Akari already had the plates on the table. Rice, soup, some stir-fried vegetables. She sat across from Takeshi and started serving without ceremony.
"I had a chemistry test today."
Akari began.
"I think I did well, though I didn't quite understand the last exercise."
"Ah…"
Takeshi replied.
"How did it go for you?"
Takeshi picked up his chopsticks.
"Fine."
Akari glanced at him briefly and then lowered her eyes to her plate.
"So talkative."
They ate in silence for a few seconds. Takeshi paid attention to everything Akari said and to every pause while she ate with the naturalness of someone who had eaten at that table hundreds of times.
"Are you going to practice tomorrow?"
Akari asked.
'Practice?'
Takeshi had no idea what she was referring to.
"Probably."
"Probably?"
Akari repeated, staring at him.
"Are you okay?"
"Yeah."
Takeshi said.
"You're acting weird."
"I'm… tired."
Akari watched him for a moment with her chopsticks suspended over her plate, as if evaluating the answer. Then she went back to eating.
"Get some sleep early then."
She advised with her mouth half full.
"Yeah."
Takeshi replied.
They finished dinner. Akari cleared the plates, Takeshi offered to help without quite knowing why, and the two of them cleaned the kitchen in silence.
Akari talked a bit more about something that had happened at her school that afternoon, about a classmate who had said something that didn't make sense.
When Akari went into her room, Takeshi returned to his.
He sat on the bed again.
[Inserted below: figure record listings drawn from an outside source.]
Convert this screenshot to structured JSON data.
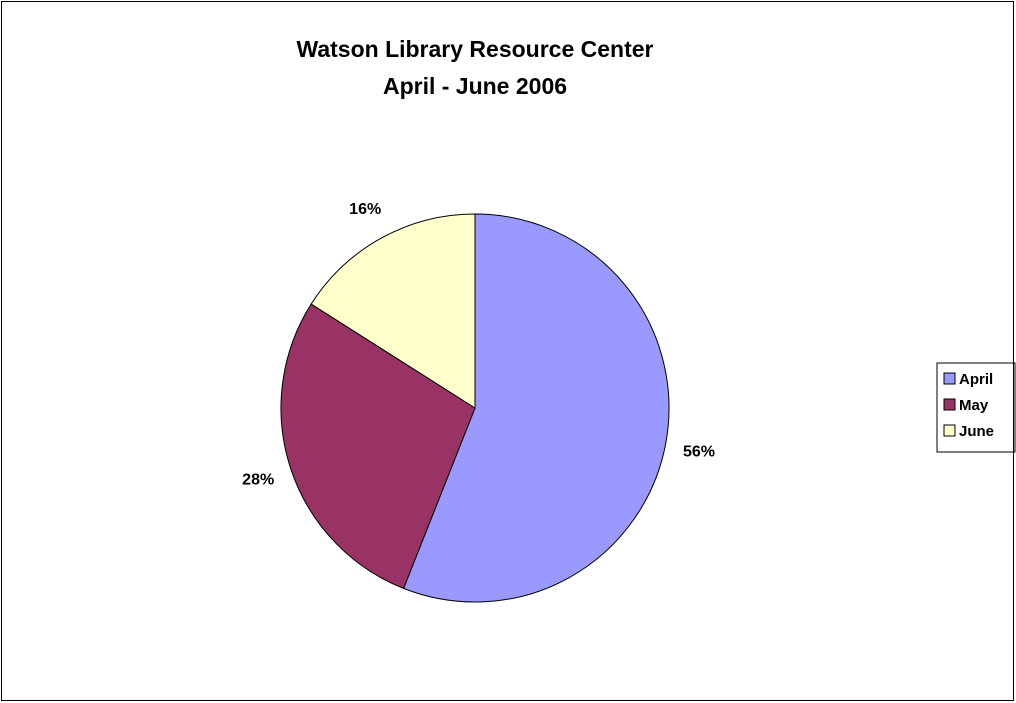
{
  "chart_data": {
    "type": "pie",
    "title": "Watson Library Resource Center",
    "subtitle": "April - June 2006",
    "categories": [
      "April",
      "May",
      "June"
    ],
    "values": [
      56,
      28,
      16
    ],
    "value_labels": [
      "56%",
      "28%",
      "16%"
    ],
    "colors": [
      "#9999ff",
      "#993366",
      "#ffffcc"
    ],
    "legend_placement": "right"
  }
}
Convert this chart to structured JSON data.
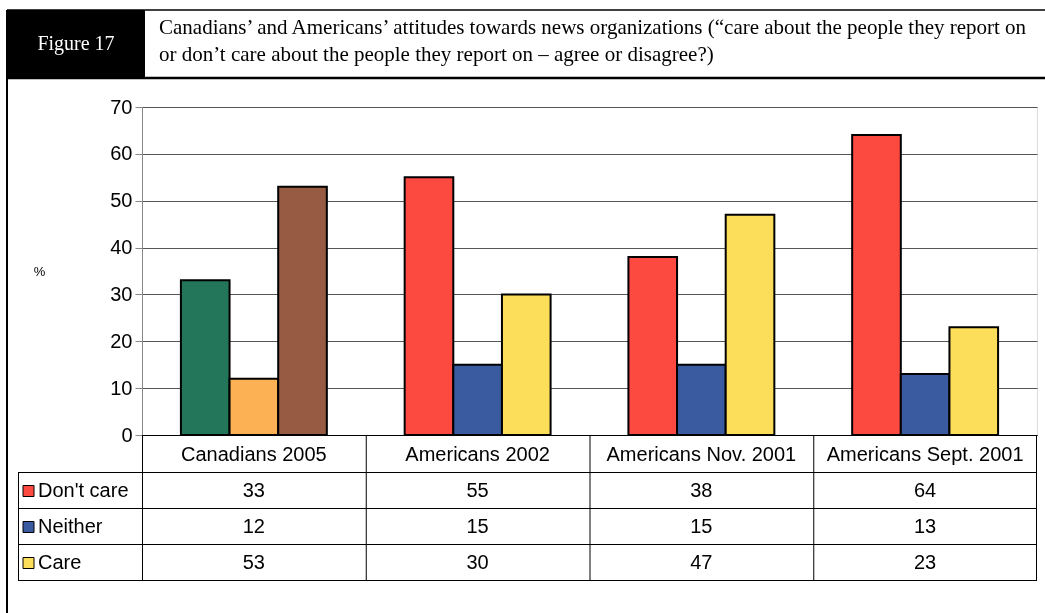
{
  "chart_data": {
    "type": "bar",
    "title": "Figure 17",
    "subtitle": "Canadians’ and Americans’ attitudes towards news organizations (“care about the people they report on or don’t care about the people they report on – agree or disagree?)",
    "ylabel": "%",
    "categories": [
      "Canadians 2005",
      "Americans 2002",
      "Americans Nov. 2001",
      "Americans Sept. 2001"
    ],
    "series": [
      {
        "name": "Don't care",
        "colors": [
          "#23765a",
          "#fc4a41",
          "#fc4a41",
          "#fc4a41"
        ],
        "values": [
          33,
          55,
          38,
          64
        ]
      },
      {
        "name": "Neither",
        "colors": [
          "#fbb154",
          "#3a5ba0",
          "#3a5ba0",
          "#3a5ba0"
        ],
        "values": [
          12,
          15,
          15,
          13
        ]
      },
      {
        "name": "Care",
        "colors": [
          "#965b42",
          "#fdde5a",
          "#fdde5a",
          "#fdde5a"
        ],
        "values": [
          53,
          30,
          47,
          23
        ]
      }
    ],
    "ylim": [
      0,
      70
    ],
    "yticks": [
      0,
      10,
      20,
      30,
      40,
      50,
      60,
      70
    ],
    "grid": "y",
    "data_labels": true,
    "legend": "bottom left"
  }
}
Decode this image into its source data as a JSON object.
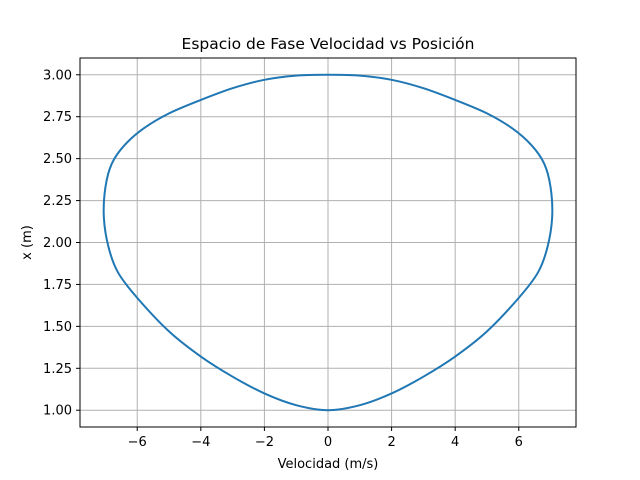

The room was silent and the light from the window had disappeared. He stared at the ceiling and opened the stats.
[Life: 100%]
[Sanity: 60%]
[Points: 3]
'So that was an event, I guess…'
Because of the event he had died four times in a single day.
He lay down on the bed without taking off his clothes. He stared at the ceiling for a moment, with all that data moving through his head.
'When I open my eyes tomorrow,'
He thought.
'All of this will have been a dream.'
It was the only thing that would let him close his eyes right now, so he left it there and closed his eyes.